Do tego dochodzi dieta w wysokości 320 euro dziennie, czyli 1376 zł po przeliczeniu na złotówki. Te pieniądze również można odłożyć pod materac, konto europosła zasila bowiem co miesiąc 4,5 tys. euro na utrzymanie biura. Powyższe świadczenia to mniej więcej 3,8 miliona złotych w skali pięciu lat. Na posiedzenia europejskiego parlamentu opłaca się dojeżdżać do Brukseli własnym samochodem, ponieważ unijna księgowość zwraca 49 eurocentów za każdy przejechany kilometr. Można na przykład wzorem byłego europosła Jacka Kurskiego przekonać księgowych w Brukseli, że prawie 900 km polski europoseł pokonuje w niecałe sześć godzin.

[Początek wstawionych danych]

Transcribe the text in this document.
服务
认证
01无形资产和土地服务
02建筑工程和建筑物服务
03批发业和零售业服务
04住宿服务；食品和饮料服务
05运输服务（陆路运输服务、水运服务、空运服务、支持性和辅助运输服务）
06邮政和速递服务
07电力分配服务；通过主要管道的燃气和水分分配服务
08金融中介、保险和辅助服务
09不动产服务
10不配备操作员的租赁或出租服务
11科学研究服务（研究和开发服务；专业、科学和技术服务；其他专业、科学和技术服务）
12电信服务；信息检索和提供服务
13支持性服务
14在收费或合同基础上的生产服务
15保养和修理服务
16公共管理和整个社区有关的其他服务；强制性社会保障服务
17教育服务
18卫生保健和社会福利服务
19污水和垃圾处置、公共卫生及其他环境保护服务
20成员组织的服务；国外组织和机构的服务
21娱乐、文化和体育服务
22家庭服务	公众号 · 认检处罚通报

Kto okazał się numerem jeden wśród świeżo wybranych europosłów? Bynajmniej nikt z opozycji, która spodziewała się masowego oddawania na nią głosów. Listę najlepszych otwiera była premier rządu Beata Szydło, którą poparło aż 525.811 mieszkańców z województw świętokrzyskiego i małopolskiego. Drugie miejsce w kraju zajął Jerzy Buzek z 422.445 głosami na koncie, a trzecie Jadwiga Wiśniewska (409.373). Tak więc na wyborczym podium dwa miejsca, w tym najwyższe, obsadzili kandydaci PiS, a tylko jedno kandydatka zjednoczonej opozycji. Wspomniana wyżej Danuty Hübner zebrała 146.746 głosów, mimo że startowała dopiero z czwartego miejsca na liście, zaś Andrzej Halicki i Ryszard Czarnecki odpowiednio 87.422 oraz 134.629.

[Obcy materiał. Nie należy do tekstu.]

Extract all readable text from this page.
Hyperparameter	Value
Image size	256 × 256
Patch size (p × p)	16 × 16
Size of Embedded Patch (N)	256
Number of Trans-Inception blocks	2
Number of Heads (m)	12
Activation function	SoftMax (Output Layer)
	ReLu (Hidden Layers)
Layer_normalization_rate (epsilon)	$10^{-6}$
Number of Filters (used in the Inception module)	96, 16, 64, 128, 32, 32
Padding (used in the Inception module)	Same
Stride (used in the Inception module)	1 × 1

Jak bardzo, co do wyniku wyborów, mylili się prominentni działacze Koalicji Europejskiej, może świadczyć wypowiedź Barbary Nowackiej, szykującej się do startu w jesiennych wyborach parlamentarnych. W połowie maja pani Barbara stwierdziła, że dzień wyborów do Parlamentu Europejskiego "będzie początkiem końca PiS". Jej zdaniem, kierownictwo "Wiosny" popełniło błąd, że partia nie dołączyła do Koalicji Europejskiej. Publiczne głoszenie tego rodzaju bzdur może świadczyć o kompletnym oderwaniu tej kobiety od rzeczywistości, bądź o jej bardzo niskich kompetencjach obywatelskich. Może też być po prostu wyrazem buty. Tak czy siak, Nowacka powinna wylać na swoją rozgorączkowaną głowę kubeł zimnej wody i zaniechać w przyszłości zabawiania się w wyborczą Pytię. Znacznie lepiej sprawdza się w problematyce typowo kobiecej.

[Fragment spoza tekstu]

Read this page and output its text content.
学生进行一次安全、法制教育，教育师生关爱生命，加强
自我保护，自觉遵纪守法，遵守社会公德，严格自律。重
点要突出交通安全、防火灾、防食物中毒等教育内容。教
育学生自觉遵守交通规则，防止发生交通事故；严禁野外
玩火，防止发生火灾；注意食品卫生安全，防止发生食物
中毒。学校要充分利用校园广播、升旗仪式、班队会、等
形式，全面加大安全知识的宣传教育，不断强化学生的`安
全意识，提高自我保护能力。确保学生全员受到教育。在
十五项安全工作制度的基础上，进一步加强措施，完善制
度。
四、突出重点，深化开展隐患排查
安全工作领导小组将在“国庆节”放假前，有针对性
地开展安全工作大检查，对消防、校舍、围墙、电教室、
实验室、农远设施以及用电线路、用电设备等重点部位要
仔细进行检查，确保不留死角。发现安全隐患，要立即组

Nie ma co pudrować rzeczywistości, zjednoczona opozycja przegrała pierwszą rundę wyborczą. Pięć lat temu PO, PSL i SLD, startując osobno, zdobyły łącznie prawie 12 proc. głosów więcej. Pozostają jeszcze dwie rundy – jesienne wybory parlamentarne oraz przyszłoroczne prezydenckie. Jeśli w PO nie nastąpi zmiana przywództwa i przede wszystkim zmiana dotychczas nieskutecznej retoryki, PiS zmiecie opozycję z powierzchni ziemi. Jak widać, w wyścigu o władzę w państwie nie wystarcza połączenie sił i dokooptowywanie politycznych umrzyków. Musi nastąpić zdecydowana zmiana jakości uprawianej polityki. Dalsze kontynuowanie totalnej krytyki wobec PiS prowadzi wprost w przepaść. Program, program i jeszcze raz program. Konkret, konkret i jeszcze raz konkret. Tylko to może przyciągnąć do Koalicji Europejskiej wyborców centrowych, czyli tych, którzy dzisiaj są politycznymi sierotami i nie mają na kogo głosować. KE to jedyne ugrupowanie, które wystartowało w wyborach bez spójnego programu, a spoiwem łączącym poszczególne elementy Koalicji była wyłącznie żądza władzy. I to się srogo zemściło.